Over the past couple of years, I’ve been interested in the problem of “How do we make communication between Flutter and its host platform faster and easier?” This is a question of particular interest to Flutter plugin developers and add-to-app developers.
Communication between Flutter and the host platform is typically done with platform channels, so my energy has been focused there. In late 2019, to remedy the amount of boilerplate and stringly typed code required to use platform channels, I designed a
codegen package, Pigeon, that makes platform channels type-safe, and the team continues to improve it. In spring 2020, I performed an audit of platform channel and foreign function interface (FFI) performance. Now, I’ve set my sights on improving the performance of platform channels. Because Pigeon is built on top of platform channels, and I plan to build a data synchronization solution for multiple Flutter instances on top of Pigeon, this is a good opportunity to help with the many different needs of developers and with my initiatives.
After some investigation, I was able to identify superfluous copies of the data being sent over platform channels and was able to remove them. Below you’ll find the results of that change and an overview of the work that lead to identifying and removing the copies.

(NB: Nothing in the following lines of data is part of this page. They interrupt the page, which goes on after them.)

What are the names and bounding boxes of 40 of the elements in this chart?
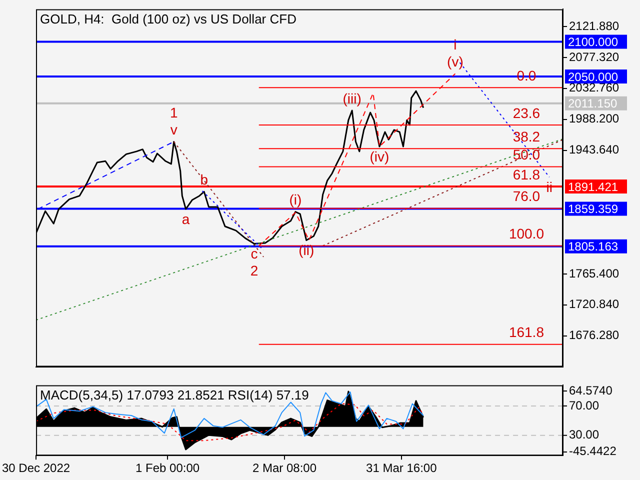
x-tick-label: 2 Mar 08:00	[252, 461, 317, 476]
annotation: 2	[250, 262, 258, 279]
ref-line-label: 1891.421	[568, 180, 618, 194]
ref-line-label: 2100.000	[568, 35, 618, 50]
x-tick-label: 1 Feb 00:00	[136, 461, 200, 476]
x-tick-label: 31 Mar 16:00	[366, 461, 438, 476]
annotation: b	[200, 172, 208, 188]
annotation: i	[454, 36, 457, 53]
y-tick-label: 1943.640	[569, 142, 620, 157]
annotation: v	[170, 122, 178, 138]
annotation: (v)	[447, 54, 464, 70]
x-tick-label: 30 Dec 2022	[2, 461, 70, 476]
y-tick-label: 1988.200	[569, 112, 620, 126]
annotation: 61.8	[512, 166, 540, 182]
y-tick-label: -45.4422	[569, 444, 617, 458]
y2-tick-label: 70.00	[569, 398, 600, 412]
chart-title: GOLD, H4: Gold (100 oz) vs US Dollar CFD	[40, 11, 296, 26]
y-tick-label: 64.5740	[569, 383, 613, 398]
y-tick-label: 2121.880	[569, 18, 620, 33]
y-tick-label: 1765.400	[569, 266, 620, 280]
y-tick-label: 1720.840	[569, 297, 620, 312]
annotation: 161.8	[508, 324, 544, 340]
annotation: 38.2	[512, 128, 540, 145]
y-tick-label: 1676.280	[569, 328, 620, 342]
annotation: c	[250, 246, 258, 262]
ref-line-label: 1805.163	[568, 240, 618, 254]
annotation: (iii)	[342, 90, 362, 106]
y-tick-label: 2077.320	[569, 50, 620, 64]
annotation: 1	[170, 104, 178, 121]
y2-tick-label: 30.00	[569, 428, 600, 442]
annotation: (i)	[289, 192, 302, 208]
annotation: 23.6	[512, 104, 540, 121]
annotation: 76.0	[512, 188, 540, 204]
annotation: a	[182, 210, 190, 227]
line-series	[36, 403, 424, 442]
chart-title: MACD(5,34,5) 17.0793 21.8521 RSI(14) 57.19	[40, 387, 309, 402]
ref-line-label: 1859.359	[568, 202, 618, 216]
ref-line-label: 2011.150	[568, 96, 618, 111]
annotation: 100.0	[508, 226, 544, 242]
annotation: (iv)	[370, 148, 390, 164]
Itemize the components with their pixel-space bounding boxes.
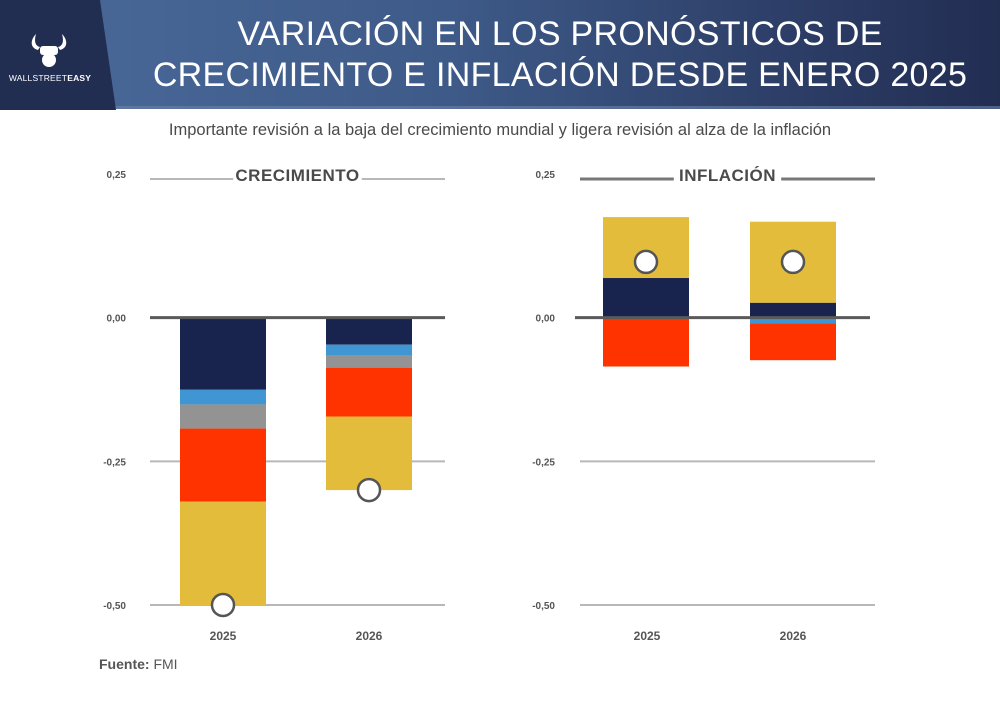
bar-segment-navy-segment-2026 bbox=[750, 302, 836, 318]
bar-segment-red-segment-2025 bbox=[603, 317, 689, 367]
bar-segment-blue-segment-2026 bbox=[326, 344, 412, 356]
bar-segment-yellow-segment-2026 bbox=[326, 416, 412, 491]
y-tick-label: 0,00 bbox=[536, 314, 556, 325]
y-tick-label: -0,50 bbox=[532, 601, 555, 612]
y-tick-label: 0,00 bbox=[107, 314, 127, 325]
x-tick-label: 2026 bbox=[780, 629, 807, 643]
y-tick-label: -0,25 bbox=[103, 457, 126, 468]
total-marker-2025 bbox=[633, 249, 659, 275]
logo-text: WALLSTREETEASY bbox=[0, 73, 100, 83]
chart-inflacion: 0,25 0,00 -0,25 -0,50 INFLACIÓN 2025 2026 bbox=[532, 166, 875, 643]
bar-segment-yellow-segment-2025 bbox=[180, 501, 266, 605]
bar-segment-navy-segment-2025 bbox=[603, 278, 689, 318]
title-line-1: VARIACIÓN EN LOS PRONÓSTICOS DE bbox=[237, 15, 883, 53]
total-marker-2026 bbox=[780, 249, 806, 275]
page-title: VARIACIÓN EN LOS PRONÓSTICOS DE CRECIMIE… bbox=[120, 14, 1000, 96]
source-note: Fuente: FMI bbox=[99, 656, 178, 672]
bar-segment-gray-segment-2026 bbox=[326, 355, 412, 368]
y-tick-label: -0,25 bbox=[532, 457, 555, 468]
bar-segment-blue-segment-2025 bbox=[180, 389, 266, 405]
chart-title: INFLACIÓN bbox=[679, 166, 776, 185]
logo-panel bbox=[0, 0, 116, 110]
bar-segment-red-segment-2025 bbox=[180, 428, 266, 502]
header-banner bbox=[0, 0, 1000, 109]
header-divider bbox=[0, 106, 1000, 109]
y-tick-label: -0,50 bbox=[103, 601, 126, 612]
x-tick-label: 2025 bbox=[634, 629, 661, 643]
chart-crecimiento: 0,25 0,00 -0,25 -0,50 CRECIMIENTO 2025 2026 bbox=[103, 166, 445, 643]
y-tick-label: 0,25 bbox=[107, 170, 127, 181]
bull-fist-icon bbox=[31, 34, 67, 67]
source-label: Fuente: bbox=[99, 656, 150, 672]
bar-segment-red-segment-2026 bbox=[750, 323, 836, 361]
total-marker-2025 bbox=[210, 592, 236, 618]
chart-title: CRECIMIENTO bbox=[235, 166, 359, 185]
logo: WALLSTREETEASY bbox=[0, 0, 120, 110]
total-marker-2026 bbox=[356, 477, 382, 503]
bar-segment-blue-segment-2026 bbox=[750, 317, 836, 324]
x-tick-label: 2025 bbox=[210, 629, 237, 643]
bar-segment-gray-segment-2025 bbox=[180, 404, 266, 429]
logo-background bbox=[0, 0, 116, 110]
y-tick-label: 0,25 bbox=[536, 170, 556, 181]
bar-segment-red-segment-2026 bbox=[326, 367, 412, 417]
title-line-2: CRECIMIENTO E INFLACIÓN DESDE ENERO 2025 bbox=[152, 56, 968, 94]
logo-text-bold: EASY bbox=[67, 73, 92, 83]
bar-segment-navy-segment-2026 bbox=[326, 317, 412, 345]
source-value: FMI bbox=[153, 656, 178, 672]
subtitle: Importante revisión a la baja del crecim… bbox=[168, 121, 832, 139]
logo-text-regular: WALLSTREET bbox=[8, 73, 68, 83]
bar-segment-navy-segment-2025 bbox=[180, 317, 266, 390]
x-tick-label: 2026 bbox=[356, 629, 383, 643]
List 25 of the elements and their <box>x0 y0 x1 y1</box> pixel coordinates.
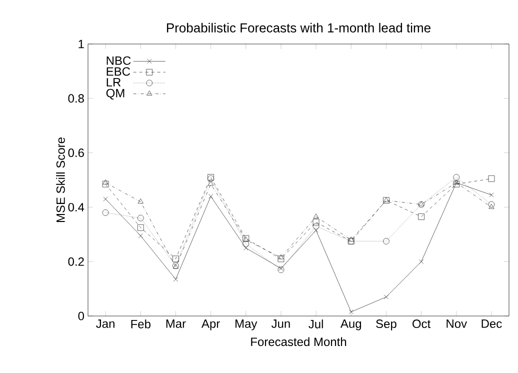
x-tick-label: Feb <box>131 320 150 328</box>
legend-label: QM <box>106 88 124 100</box>
legend-label: NBC <box>106 56 131 65</box>
y-tick-label: 0.6 <box>68 148 84 158</box>
x-tick-label: May <box>236 320 258 330</box>
y-tick-label: 1 <box>78 40 84 48</box>
x-tick-label: Sep <box>376 320 396 330</box>
y-axis-title: MSE Skill Score <box>56 138 65 222</box>
x-tick-label: Nov <box>446 320 468 328</box>
x-tick-label: Aug <box>340 320 362 330</box>
x-axis-title: Forecasted Month <box>251 337 346 346</box>
x-tick-label: Jan <box>96 320 114 328</box>
legend-label: LR <box>106 78 121 86</box>
chart-title: Probabilistic Forecasts with 1-month lead time <box>166 22 430 32</box>
x-tick-label: Mar <box>166 320 186 328</box>
y-tick-label: 0.4 <box>68 202 84 212</box>
y-tick-label: 0.2 <box>68 257 84 266</box>
x-tick-label: Jun <box>271 320 290 328</box>
x-tick-label: Dec <box>482 320 502 328</box>
x-tick-label: Jul <box>308 320 323 328</box>
x-tick-label: Apr <box>201 320 220 330</box>
legend-label: EBC <box>106 67 130 76</box>
y-tick-label: 0 <box>78 312 84 320</box>
y-tick-label: 0.8 <box>68 94 84 103</box>
x-tick-label: Oct <box>412 320 431 328</box>
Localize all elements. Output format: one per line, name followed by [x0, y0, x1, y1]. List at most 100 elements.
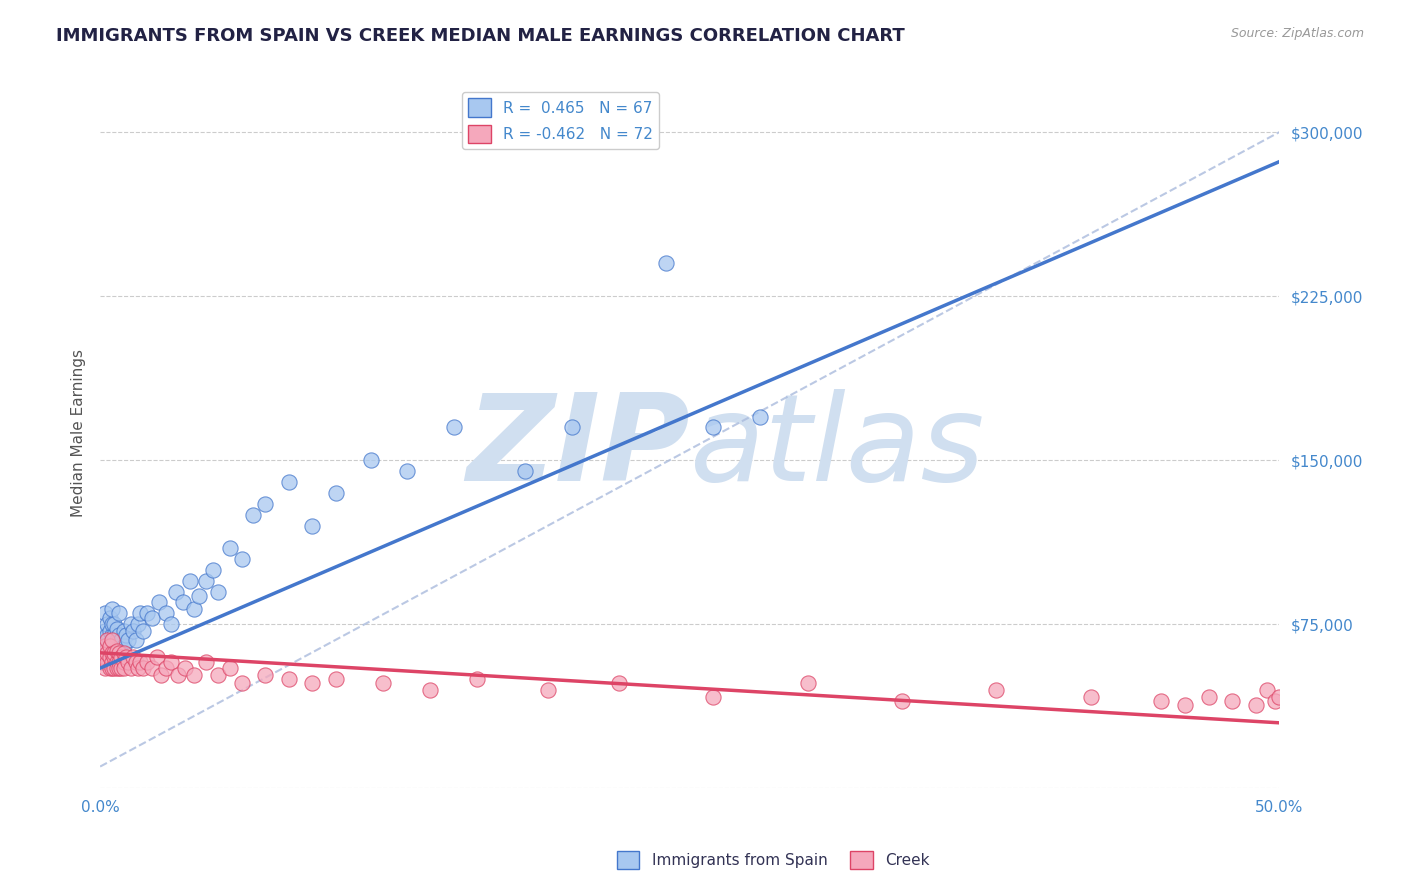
- Point: [94, 632, 117, 647]
- Point: [207, 584, 229, 599]
- Point: [112, 624, 135, 638]
- Point: [105, 643, 128, 657]
- Point: [101, 639, 124, 653]
- Point: [101, 655, 124, 669]
- Point: [165, 584, 187, 599]
- Point: [131, 624, 153, 638]
- Point: [108, 607, 131, 621]
- Point: [105, 632, 128, 647]
- Point: [141, 611, 163, 625]
- Point: [1080, 690, 1102, 704]
- Point: [179, 574, 201, 588]
- Point: [108, 655, 131, 669]
- Point: [98, 624, 121, 638]
- Point: [101, 650, 124, 665]
- Point: [1256, 683, 1278, 698]
- Point: [129, 607, 152, 621]
- Text: atlas: atlas: [690, 389, 986, 506]
- Point: [1220, 694, 1243, 708]
- Point: [325, 672, 347, 686]
- Point: [172, 595, 194, 609]
- Point: [105, 622, 128, 636]
- Point: [141, 661, 163, 675]
- Point: [155, 661, 177, 675]
- Point: [218, 541, 240, 555]
- Y-axis label: Median Male Earnings: Median Male Earnings: [72, 349, 86, 517]
- Point: [1198, 690, 1220, 704]
- Point: [148, 595, 170, 609]
- Point: [103, 646, 125, 660]
- Point: [325, 486, 347, 500]
- Point: [155, 607, 177, 621]
- Point: [419, 683, 441, 698]
- Point: [101, 646, 124, 660]
- Point: [467, 672, 489, 686]
- Point: [103, 628, 125, 642]
- Point: [110, 632, 132, 647]
- Point: [160, 617, 183, 632]
- Point: [101, 632, 124, 647]
- Point: [254, 497, 277, 511]
- Point: [103, 637, 125, 651]
- Point: [1174, 698, 1197, 713]
- Point: [242, 508, 264, 522]
- Point: [122, 624, 145, 638]
- Point: [122, 650, 145, 665]
- Point: [94, 624, 117, 638]
- Point: [103, 661, 125, 675]
- Point: [702, 420, 724, 434]
- Legend: R =  0.465   N = 67, R = -0.462   N = 72: R = 0.465 N = 67, R = -0.462 N = 72: [461, 92, 659, 149]
- Point: [145, 650, 167, 665]
- Point: [183, 602, 205, 616]
- Point: [561, 420, 583, 434]
- Point: [150, 667, 173, 681]
- Point: [98, 650, 121, 665]
- Point: [96, 655, 118, 669]
- Point: [607, 676, 630, 690]
- Point: [131, 661, 153, 675]
- Point: [105, 639, 128, 653]
- Point: [101, 661, 124, 675]
- Point: [91, 655, 114, 669]
- Point: [301, 676, 323, 690]
- Point: [103, 617, 125, 632]
- Point: [890, 694, 912, 708]
- Point: [103, 646, 125, 660]
- Point: [91, 646, 114, 660]
- Point: [105, 655, 128, 669]
- Point: [655, 256, 678, 270]
- Point: [796, 676, 818, 690]
- Point: [98, 639, 121, 653]
- Point: [105, 661, 128, 675]
- Point: [301, 519, 323, 533]
- Point: [120, 661, 142, 675]
- Point: [174, 661, 197, 675]
- Point: [277, 475, 299, 490]
- Point: [94, 607, 117, 621]
- Point: [112, 639, 135, 653]
- Point: [101, 602, 124, 616]
- Point: [105, 650, 128, 665]
- Point: [110, 646, 132, 660]
- Point: [371, 676, 394, 690]
- Point: [1150, 694, 1173, 708]
- Point: [98, 655, 121, 669]
- Point: [202, 563, 225, 577]
- Point: [749, 409, 772, 424]
- Point: [115, 628, 138, 642]
- Point: [136, 607, 159, 621]
- Point: [277, 672, 299, 686]
- Point: [96, 639, 118, 653]
- Point: [231, 551, 253, 566]
- Text: ZIP: ZIP: [465, 389, 690, 506]
- Point: [108, 639, 131, 653]
- Point: [117, 632, 139, 647]
- Point: [1264, 694, 1286, 708]
- Point: [986, 683, 1008, 698]
- Point: [108, 628, 131, 642]
- Point: [115, 650, 138, 665]
- Point: [127, 661, 149, 675]
- Point: [98, 639, 121, 653]
- Point: [395, 464, 418, 478]
- Point: [110, 661, 132, 675]
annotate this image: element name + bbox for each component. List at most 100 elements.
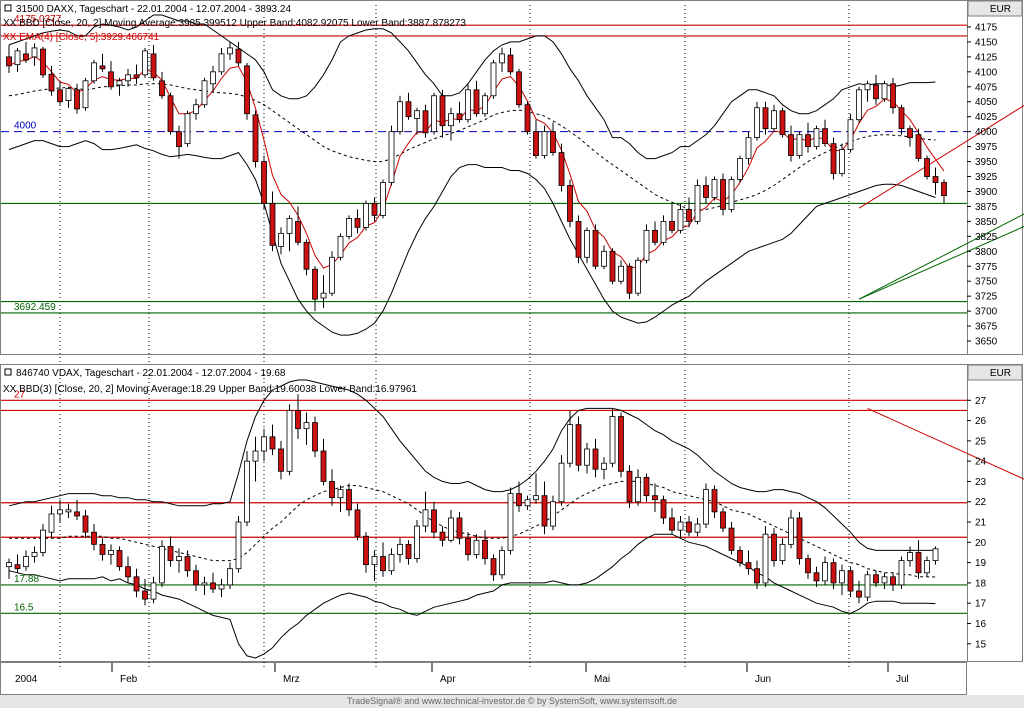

After removing the superfluous copies when sending 1 MB of binary data from Flutter to the host platform with a 1 MB response, we saw an approximately 42% increase in performance on iOS. On Android, the results were a bit more nuanced. Our automated performance tests improved approximately 15% while local testing saw an approximately 52% increase when migrating to the new
BinaryCodec.INSTANCE_DIRECT codec. This discrepancy might be because the automated performance tests are running on an older device, but the discrepancy could be an artifact of how the microbenchmarks, in particular, perform on an older device (for example, hammering the garbage collector). You can find the automated performance test’s source code at platform_channels_benchmarks/lib/main.dart.
For platform channels that use the
StandardMessageCodec, I saw less of a performance gain (approximately 5% with a 14k payload). I tested it with a large array of supported types to stress test the encoding and decoding. What I found was that the encoding and decoding time of
MessageCodecs dwarfed the time spent copying the messages between platforms. Most of this encoding time is because of the cost of recursing through a data structure and using reflection to figure out what its contents are.
So, your mileage might vary depending on how you use platform channels and your device. If you want the fastest communication with platform channels, then you should use
BasicMessageChannels with the
FlutterBinaryCodec on iOS and
BinaryCodec.INSTANCE_DIRECT on Android, and develop your own protocol for encoding and decoding messages that doesn’t rely on reflection. (Implementing a new
MessageCodec might be cleaner.)
If you want to play with the new faster platform channels, they’re now available on the master channel.
Copy removal in detail
If you aren’t interested in a deep dive of how I achieved these results, and the issues I had to overcome, stop reading now. If you enjoy understanding the details, read on.
The platform channels API hasn’t changed much since 2017. Because the platform channels are fundamental to engine and plugin operation, they aren’t easy to change. While I had a general idea about how platform channels operate, they are somewhat intricate. So, the first step to improving their performance was to understand exactly what they do.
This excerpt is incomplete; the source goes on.